Meertens Laurent, Bertaux Claire, Dragic Tatjana
Department of Microbiology and Immunology, Albert Einstein College of Medicine, Jack & Pearl Resnick Campus, 1300 Morris Park Avenue, Golding B1, Bronx, NY 10461, USA.
J Virol. 2006 Dec;80(23):11571-8. doi: 10.1128/JVI.01717-06. Epub 2006 Sep 27.

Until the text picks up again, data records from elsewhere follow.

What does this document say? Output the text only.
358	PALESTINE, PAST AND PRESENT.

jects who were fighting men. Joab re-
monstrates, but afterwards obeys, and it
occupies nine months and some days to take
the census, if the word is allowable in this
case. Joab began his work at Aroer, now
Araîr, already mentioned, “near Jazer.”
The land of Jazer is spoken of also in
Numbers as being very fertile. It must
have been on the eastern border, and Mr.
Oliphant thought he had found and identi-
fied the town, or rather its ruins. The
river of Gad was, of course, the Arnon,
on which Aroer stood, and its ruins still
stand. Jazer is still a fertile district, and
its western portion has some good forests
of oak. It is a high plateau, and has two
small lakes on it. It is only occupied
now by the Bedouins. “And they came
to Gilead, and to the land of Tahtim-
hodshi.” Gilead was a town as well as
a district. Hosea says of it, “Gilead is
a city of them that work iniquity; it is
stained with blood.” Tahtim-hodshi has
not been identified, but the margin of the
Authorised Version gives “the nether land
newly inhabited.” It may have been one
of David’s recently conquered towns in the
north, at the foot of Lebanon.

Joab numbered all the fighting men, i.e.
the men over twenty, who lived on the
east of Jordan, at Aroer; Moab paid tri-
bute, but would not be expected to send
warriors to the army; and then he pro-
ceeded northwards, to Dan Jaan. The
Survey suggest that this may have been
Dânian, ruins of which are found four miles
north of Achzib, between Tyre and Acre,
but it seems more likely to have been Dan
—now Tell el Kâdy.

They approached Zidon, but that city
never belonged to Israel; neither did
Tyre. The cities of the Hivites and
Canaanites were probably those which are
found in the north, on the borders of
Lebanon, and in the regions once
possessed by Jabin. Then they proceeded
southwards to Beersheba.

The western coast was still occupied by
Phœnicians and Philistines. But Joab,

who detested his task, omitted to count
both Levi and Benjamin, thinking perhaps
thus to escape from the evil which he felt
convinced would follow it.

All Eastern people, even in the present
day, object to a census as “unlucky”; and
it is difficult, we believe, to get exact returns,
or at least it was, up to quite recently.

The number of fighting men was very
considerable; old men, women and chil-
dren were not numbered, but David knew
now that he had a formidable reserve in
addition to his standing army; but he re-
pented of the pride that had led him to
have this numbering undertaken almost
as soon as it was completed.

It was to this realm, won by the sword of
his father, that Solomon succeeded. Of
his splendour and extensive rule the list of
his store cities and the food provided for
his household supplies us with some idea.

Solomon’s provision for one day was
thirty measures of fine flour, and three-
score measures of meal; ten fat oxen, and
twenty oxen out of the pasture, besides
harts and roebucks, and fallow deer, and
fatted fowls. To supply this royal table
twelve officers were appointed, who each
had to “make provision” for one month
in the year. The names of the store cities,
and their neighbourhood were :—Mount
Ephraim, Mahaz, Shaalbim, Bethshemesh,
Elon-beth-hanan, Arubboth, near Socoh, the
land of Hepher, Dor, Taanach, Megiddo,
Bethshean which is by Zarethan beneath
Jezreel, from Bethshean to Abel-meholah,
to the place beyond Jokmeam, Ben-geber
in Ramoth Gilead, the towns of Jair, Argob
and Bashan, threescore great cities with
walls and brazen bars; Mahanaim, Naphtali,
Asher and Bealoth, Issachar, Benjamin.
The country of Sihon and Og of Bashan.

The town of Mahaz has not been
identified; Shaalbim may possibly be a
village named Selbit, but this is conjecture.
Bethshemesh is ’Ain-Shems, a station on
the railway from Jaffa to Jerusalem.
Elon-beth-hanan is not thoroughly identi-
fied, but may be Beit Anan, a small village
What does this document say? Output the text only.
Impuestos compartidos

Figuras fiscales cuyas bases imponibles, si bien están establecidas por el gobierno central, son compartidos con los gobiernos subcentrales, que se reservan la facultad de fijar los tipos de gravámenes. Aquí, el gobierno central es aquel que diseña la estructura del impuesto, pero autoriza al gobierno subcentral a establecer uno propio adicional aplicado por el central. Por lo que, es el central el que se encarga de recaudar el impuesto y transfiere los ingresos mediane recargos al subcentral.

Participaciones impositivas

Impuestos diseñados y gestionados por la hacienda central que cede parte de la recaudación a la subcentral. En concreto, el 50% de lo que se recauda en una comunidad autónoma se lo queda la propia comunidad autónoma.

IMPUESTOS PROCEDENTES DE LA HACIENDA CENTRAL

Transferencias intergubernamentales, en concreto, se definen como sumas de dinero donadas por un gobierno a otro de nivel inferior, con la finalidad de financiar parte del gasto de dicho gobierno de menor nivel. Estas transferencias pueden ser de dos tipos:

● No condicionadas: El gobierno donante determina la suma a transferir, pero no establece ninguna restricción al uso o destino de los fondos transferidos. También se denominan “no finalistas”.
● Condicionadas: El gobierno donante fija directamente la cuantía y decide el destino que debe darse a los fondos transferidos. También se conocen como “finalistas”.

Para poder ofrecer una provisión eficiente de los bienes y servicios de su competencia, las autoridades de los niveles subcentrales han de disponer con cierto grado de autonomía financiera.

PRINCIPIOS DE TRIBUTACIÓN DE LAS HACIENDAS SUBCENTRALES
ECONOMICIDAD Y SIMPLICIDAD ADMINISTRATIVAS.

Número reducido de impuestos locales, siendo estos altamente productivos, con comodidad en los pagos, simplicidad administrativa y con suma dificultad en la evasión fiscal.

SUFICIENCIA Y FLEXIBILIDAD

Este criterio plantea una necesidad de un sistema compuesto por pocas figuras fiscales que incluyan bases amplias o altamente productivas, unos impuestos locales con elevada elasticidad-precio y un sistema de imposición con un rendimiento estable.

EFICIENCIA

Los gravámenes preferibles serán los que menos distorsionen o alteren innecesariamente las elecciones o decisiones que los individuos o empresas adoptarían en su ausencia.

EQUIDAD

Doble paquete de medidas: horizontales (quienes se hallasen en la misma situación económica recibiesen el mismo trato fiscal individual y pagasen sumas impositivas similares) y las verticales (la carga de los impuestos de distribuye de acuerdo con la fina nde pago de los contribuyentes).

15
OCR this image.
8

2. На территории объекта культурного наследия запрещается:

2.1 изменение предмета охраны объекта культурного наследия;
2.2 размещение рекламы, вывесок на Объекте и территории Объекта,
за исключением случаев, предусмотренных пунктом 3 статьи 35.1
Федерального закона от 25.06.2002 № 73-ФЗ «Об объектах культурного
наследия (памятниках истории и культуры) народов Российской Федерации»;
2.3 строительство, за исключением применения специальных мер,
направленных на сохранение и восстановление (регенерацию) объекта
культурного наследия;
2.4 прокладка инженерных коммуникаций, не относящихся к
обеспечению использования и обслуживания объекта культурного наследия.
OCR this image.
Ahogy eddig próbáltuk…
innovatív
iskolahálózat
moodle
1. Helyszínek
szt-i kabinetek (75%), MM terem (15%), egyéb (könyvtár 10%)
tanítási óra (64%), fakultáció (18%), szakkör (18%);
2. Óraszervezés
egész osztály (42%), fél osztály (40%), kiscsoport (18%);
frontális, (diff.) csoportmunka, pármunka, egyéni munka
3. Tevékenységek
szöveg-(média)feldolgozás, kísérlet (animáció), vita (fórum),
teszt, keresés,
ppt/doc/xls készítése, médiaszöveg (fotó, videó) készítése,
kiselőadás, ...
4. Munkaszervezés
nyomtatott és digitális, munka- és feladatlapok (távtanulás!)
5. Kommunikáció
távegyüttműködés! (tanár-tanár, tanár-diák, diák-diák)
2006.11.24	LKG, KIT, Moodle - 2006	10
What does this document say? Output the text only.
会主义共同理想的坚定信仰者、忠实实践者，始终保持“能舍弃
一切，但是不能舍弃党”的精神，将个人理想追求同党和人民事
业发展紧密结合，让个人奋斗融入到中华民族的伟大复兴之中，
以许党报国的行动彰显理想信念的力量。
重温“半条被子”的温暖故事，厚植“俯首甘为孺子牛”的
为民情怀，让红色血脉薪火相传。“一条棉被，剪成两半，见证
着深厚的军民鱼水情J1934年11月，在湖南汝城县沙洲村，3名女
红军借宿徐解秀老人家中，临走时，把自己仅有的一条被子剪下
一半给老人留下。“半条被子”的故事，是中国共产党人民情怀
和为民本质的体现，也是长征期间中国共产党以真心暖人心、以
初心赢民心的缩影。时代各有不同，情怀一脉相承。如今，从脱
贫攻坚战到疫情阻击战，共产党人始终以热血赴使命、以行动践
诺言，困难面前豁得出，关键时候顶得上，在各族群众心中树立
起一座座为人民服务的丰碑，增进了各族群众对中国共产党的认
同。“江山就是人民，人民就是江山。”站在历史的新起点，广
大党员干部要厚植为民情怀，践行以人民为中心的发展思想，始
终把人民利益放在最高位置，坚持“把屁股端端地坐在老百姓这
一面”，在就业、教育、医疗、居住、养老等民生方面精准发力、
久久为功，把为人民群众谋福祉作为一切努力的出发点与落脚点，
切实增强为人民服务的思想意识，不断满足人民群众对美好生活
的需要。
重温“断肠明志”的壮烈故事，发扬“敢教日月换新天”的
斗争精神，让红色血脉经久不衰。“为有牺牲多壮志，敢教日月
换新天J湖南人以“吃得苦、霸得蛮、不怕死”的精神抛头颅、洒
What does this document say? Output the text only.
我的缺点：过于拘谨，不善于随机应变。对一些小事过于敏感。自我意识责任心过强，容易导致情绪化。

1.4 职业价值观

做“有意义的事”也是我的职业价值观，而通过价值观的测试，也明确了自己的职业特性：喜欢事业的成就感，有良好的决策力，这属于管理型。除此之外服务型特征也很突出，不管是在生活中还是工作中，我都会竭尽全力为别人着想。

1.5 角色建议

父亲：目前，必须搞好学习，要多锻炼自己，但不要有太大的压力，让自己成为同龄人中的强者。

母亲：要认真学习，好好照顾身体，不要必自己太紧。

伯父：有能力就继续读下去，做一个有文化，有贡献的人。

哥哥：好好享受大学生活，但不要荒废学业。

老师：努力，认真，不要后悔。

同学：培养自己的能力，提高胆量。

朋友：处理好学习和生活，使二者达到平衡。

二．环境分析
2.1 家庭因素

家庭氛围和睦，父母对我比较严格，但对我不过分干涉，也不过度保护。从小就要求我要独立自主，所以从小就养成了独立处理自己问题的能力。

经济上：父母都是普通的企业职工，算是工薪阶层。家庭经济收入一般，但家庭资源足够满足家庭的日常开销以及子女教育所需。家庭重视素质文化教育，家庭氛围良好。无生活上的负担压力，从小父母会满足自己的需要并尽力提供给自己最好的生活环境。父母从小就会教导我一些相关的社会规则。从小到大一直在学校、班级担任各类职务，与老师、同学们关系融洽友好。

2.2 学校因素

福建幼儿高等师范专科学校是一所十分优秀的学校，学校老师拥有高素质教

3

Hepatitis C virus (HCV) is a major human pathogen associated with life-threatening liver disease. Entry into hepatocytes requires CD81 and a putative second receptor. In this study, we elucidated the postreceptor attachment stages of HCV entry using HCV pseudoparticles (HCVpp) as a model system. By means of dominant-negative mutants and short interfering RNAs of various cellular proteins, we showed that HCVpp enter via clathrin-coated vesicles and require delivery to early but not to late endosomes. However, the kinetics of HCV envelope glycoprotein-mediated fusion are delayed compared to those of other viruses that enter in early endosomes. Entry of HCVpp can be efficiently blocked by bafilomycin A1, which neutralizes the pH in early endosomes and impairs progression of endocytosis beyond this stage. However, low-pH exposure of bafilomycin A1-treated target cells does not induce entry of HCVpp at the plasma membrane or in the early stages of endocytosis. These observations indicate that, subsequent to internalization, HCVpp entry necessitates additional, low-pH-dependent interactions, modifications, or trafficking, and that these events are irreversibly disrupted by bafilomycin A1 treatment.
丙型肝炎病毒(HCV)是一种与危及生命的肝脏疾病相关的主要人类病原体。进入肝细胞需要CD81和一种假定的第二受体。在本研究中,我们以HCV假病毒颗粒(HCVpp)作为模型系统,阐明了HCV进入细胞的受体后附着阶段。通过各种细胞蛋白的显性负性突变体和小干扰RNA,我们发现HCVpp通过网格蛋白包被的小泡进入细胞,并且需要转运至早期内体而非晚期内体。然而,与那些进入早期内体的其他病毒相比,HCV包膜糖蛋白介导的融合动力学延迟。HCVpp的进入可被巴弗洛霉素A1有效阻断,巴弗洛霉素A1可中和早期内体的pH值,并损害内吞作用在此阶段之后的进展。然而,用巴弗洛霉素A1处理的靶细胞在低pH值暴露下并不会在质膜或内吞作用的早期阶段诱导HCVpp进入。这些观察结果表明,内化后,HCVpp的进入需要额外的、低pH值依赖性的相互作用、修饰或转运,并且这些事件会被巴弗洛霉素A1处理不可逆地破坏。